Start 15' right of Horseman, just right of Apoplexy and climb a very thin vertical seam and a virtually blank face to the right-facing corner up above to the double-bolt anchor.
The Uberfall area
BETA PHOTO: gear on the lower half
|By Denis O'Connor|
May 13, 2009
The protection is not all that bad. It's comparable to Apoplexy (photo above). The first two placements are the same as Apoplexy, the next one is a shaky sideways stopper that might be useless, and the one above that is what I thought (hoped?) was a pretty good C3 placement. There is a long runout above that cam, but the moves get easier the higher you go.
That's not to say it wouldn't be scary to onsight it (I didn't dare), but it is leadable.
|By Jonathan Clark|
From: Philadelphia, PA
Aug 9, 2010
rating: 5.10 R
Well, I did lead it onsight. The first two placements are not on Apoplexy. They are in the same horizontal, but directly below the super thin crack. The protection through the crux is poor to non-existent. I got a #1 or #2 BD micro nut in before the sequence, but it wouldn't be worth much more than a hang. If you blew it going through the crux you would most likely deck from 25+ feet.
|By Jaysen Henderson|
Mar 21, 2011
I tr'd this after leading apoplexy, couldn't imagine leading it untill the top sections after the face climbing. crux was definitely low and the near the top is amazing, if there was more placements for pro it would definitely be a classic.
Apr 22, 2012
A favorite variation of mine is to start on Apoplexy, do the scary flake, then angle rightwards to hit Coronary above its crux.
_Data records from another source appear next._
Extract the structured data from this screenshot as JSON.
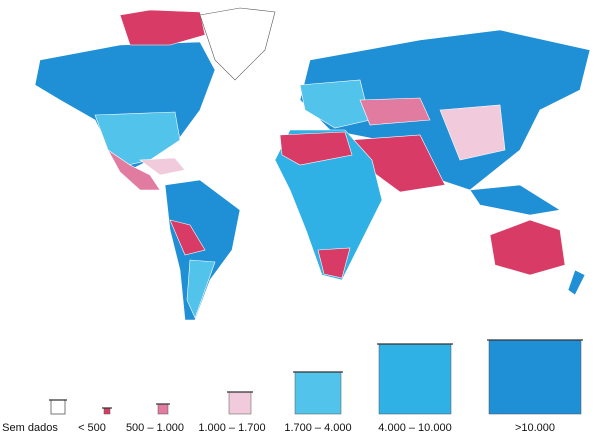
{
  "legend": {
    "items": [
      {
        "label": "Sem dados",
        "color": "#ffffff"
      },
      {
        "label": "< 500",
        "color": "#d83c66"
      },
      {
        "label": "500 – 1.000",
        "color": "#e27ba0"
      },
      {
        "label": "1.000 – 1.700",
        "color": "#f1cadb"
      },
      {
        "label": "1.700 – 4.000",
        "color": "#52c3ea"
      },
      {
        "label": "4.000 – 10.000",
        "color": "#2fb1e6"
      },
      {
        "label": ">10.000",
        "color": "#1f8fd6"
      }
    ]
  }
}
The upper corners of Coronary are terrific to lead, in the 5.7 or 8 range I think. And it's a straight shot to the bolts this way.
|By Dana Bartlett|
Apr 24, 2012
The protection is not all that bad.
I lead this on sight; the protection is all that bad. Protection comparable to Apoplexy? That's a joke.
From: Colorado Springs, Colorado
Sep 18, 2012
Very sequency at the crux. Would be a super stiff onsight.